(特活)岡山日本語センター(岡山県岡山市) (多文化共生 / 日本語教育・居場所づくり)

「地域に飛び出す市民国際プラザ」 団体活動インタビュー

(特活)岡山日本語センター(岡山県岡山市 2021年3月5日)@ZOOMオンライン

多様な人々の相互理解と共生に向けた本質的な教育の場としての地域日本語教室を目指す

理事長の浦上典江さんは夫の仕事で3年間生活したマレーシアのペナンから帰国後、多文化共生が当たり前だった生活から一転、当時の岡山は外国人に会うことも稀で、多文化共生の意識が薄いと感じたそうです。そんな折日本在住15年の外国人女性から「街に出るのが怖い」と打ち明けられました。「何とかしなくては!」と早速行動を開始します。行政への働きかけも重要と考え、岡山県庁とも粘り強く交渉を重ねました。瀬戸大橋着工が開始した時代、国際化推進の流れにも乗る形で1984年岡山日本語センター(OJC)設立にこぎつけました。
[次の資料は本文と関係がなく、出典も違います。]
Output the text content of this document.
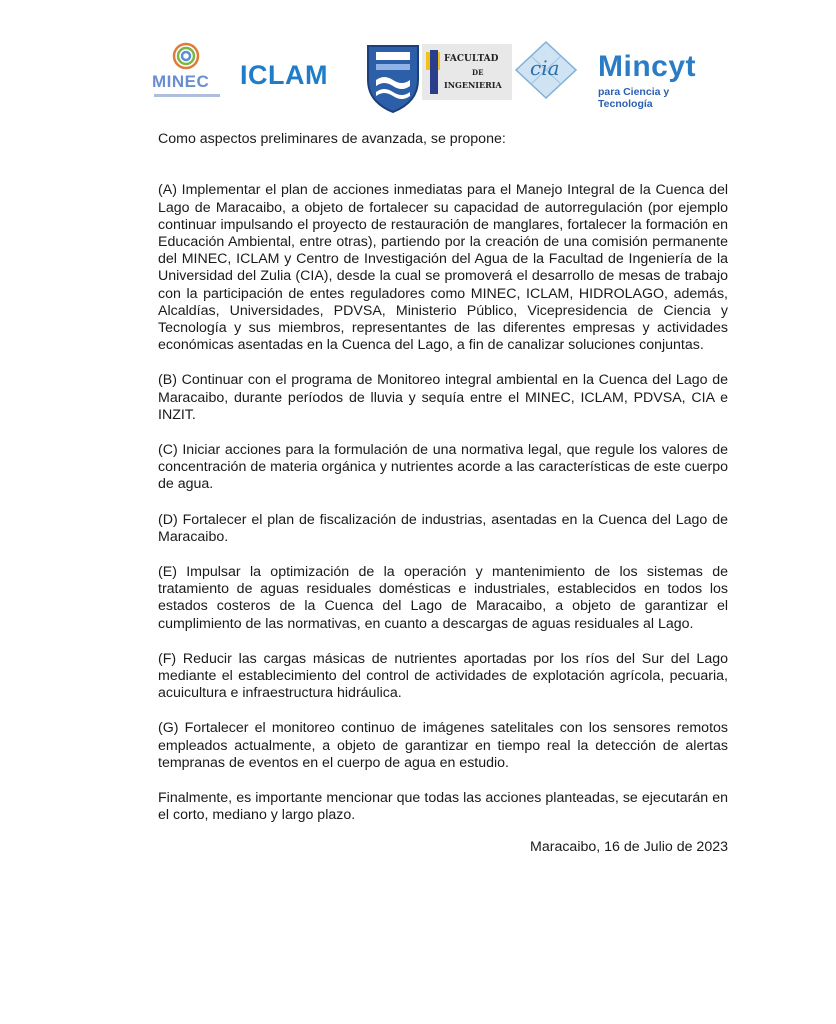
MINEC ICLAM
FACULTAD
DE
INGENIERIA
cia Mincyt
para Ciencia y Tecnología

Como aspectos preliminares de avanzada, se propone:

(A) Implementar el plan de acciones inmediatas para el Manejo Integral de la Cuenca del Lago de Maracaibo, a objeto de fortalecer su capacidad de autorregulación (por ejemplo continuar impulsando el proyecto de restauración de manglares, fortalecer la formación en Educación Ambiental, entre otras), partiendo por la creación de una comisión permanente del MINEC, ICLAM y Centro de Investigación del Agua de la Facultad de Ingeniería de la Universidad del Zulia (CIA), desde la cual se promoverá el desarrollo de mesas de trabajo con la participación de entes reguladores como MINEC, ICLAM, HIDROLAGO, además, Alcaldías, Universidades, PDVSA, Ministerio Público, Vicepresidencia de Ciencia y Tecnología y sus miembros, representantes de las diferentes empresas y actividades económicas asentadas en la Cuenca del Lago, a fin de canalizar soluciones conjuntas.

(B) Continuar con el programa de Monitoreo integral ambiental en la Cuenca del Lago de Maracaibo, durante períodos de lluvia y sequía entre el MINEC, ICLAM, PDVSA, CIA e INZIT.

(C) Iniciar acciones para la formulación de una normativa legal, que regule los valores de concentración de materia orgánica y nutrientes acorde a las características de este cuerpo de agua.

(D) Fortalecer el plan de fiscalización de industrias, asentadas en la Cuenca del Lago de Maracaibo.

(E) Impulsar la optimización de la operación y mantenimiento de los sistemas de tratamiento de aguas residuales domésticas e industriales, establecidos en todos los estados costeros de la Cuenca del Lago de Maracaibo, a objeto de garantizar el cumplimiento de las normativas, en cuanto a descargas de aguas residuales al Lago.

(F) Reducir las cargas másicas de nutrientes aportadas por los ríos del Sur del Lago mediante el establecimiento del control de actividades de explotación agrícola, pecuaria, acuicultura e infraestructura hidráulica.

(G) Fortalecer el monitoreo continuo de imágenes satelitales con los sensores remotos empleados actualmente, a objeto de garantizar en tiempo real la detección de alertas tempranas de eventos en el cuerpo de agua en estudio.

Finalmente, es importante mencionar que todas las acciones planteadas, se ejecutarán en el corto, mediano y largo plazo.

Maracaibo, 16 de Julio de 2023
元は英語教師の浦上さんはペナン在住時日本語教室も開設しました。帰国後は大学で英語と日本語教育に従事。その経験も活かして、日本語能力向上に有効な教科書をレベル別に5種類制作しました。OJCは言語の4要素に「文化」を加えた「5要素統合教授法」を実施しています。言語と文化は一体だからです。そして、日本語指導研修を細やかに行い、互いを尊重し信頼し合える教室運営に努めています。自国の宗教・文化や我が街の問題点、優れた点を日本語で議論し合うことが本質的な相互理解に繋がっています。

ふれあい

毎年恒例の「ふれあいパーティ」
会員手作りの料理で、一般市民と受講生等が楽しく過ごします

現在は2カ所の拠点で9クラスを運営しています。コロナ禍で開講日の減少や、オンライン化のための資金調達も課題ですが、日本語学習の問い合わせは絶えません。日本語教育推進法制定で日本語教育が普及に向かうのを歓迎する一方、「日本語教育の本質」が失われないか危惧もしています。OJCは「知識や技術として」の語学習得だけではなく、相互理解に繋がる「本質的な教育」の場の提供を目指しています。そのため、市民との文化交流行事、国際理解学習支援、企業等での授業、日本語教育情報交換なども行っています。ボランティアだからこそ、そうしたOJCの理念を共有しながら活動できると感じているそうです。多様性を尊重し共生社会を実現する上で、日本語教育の果たす重要な役割について示唆をいただきました。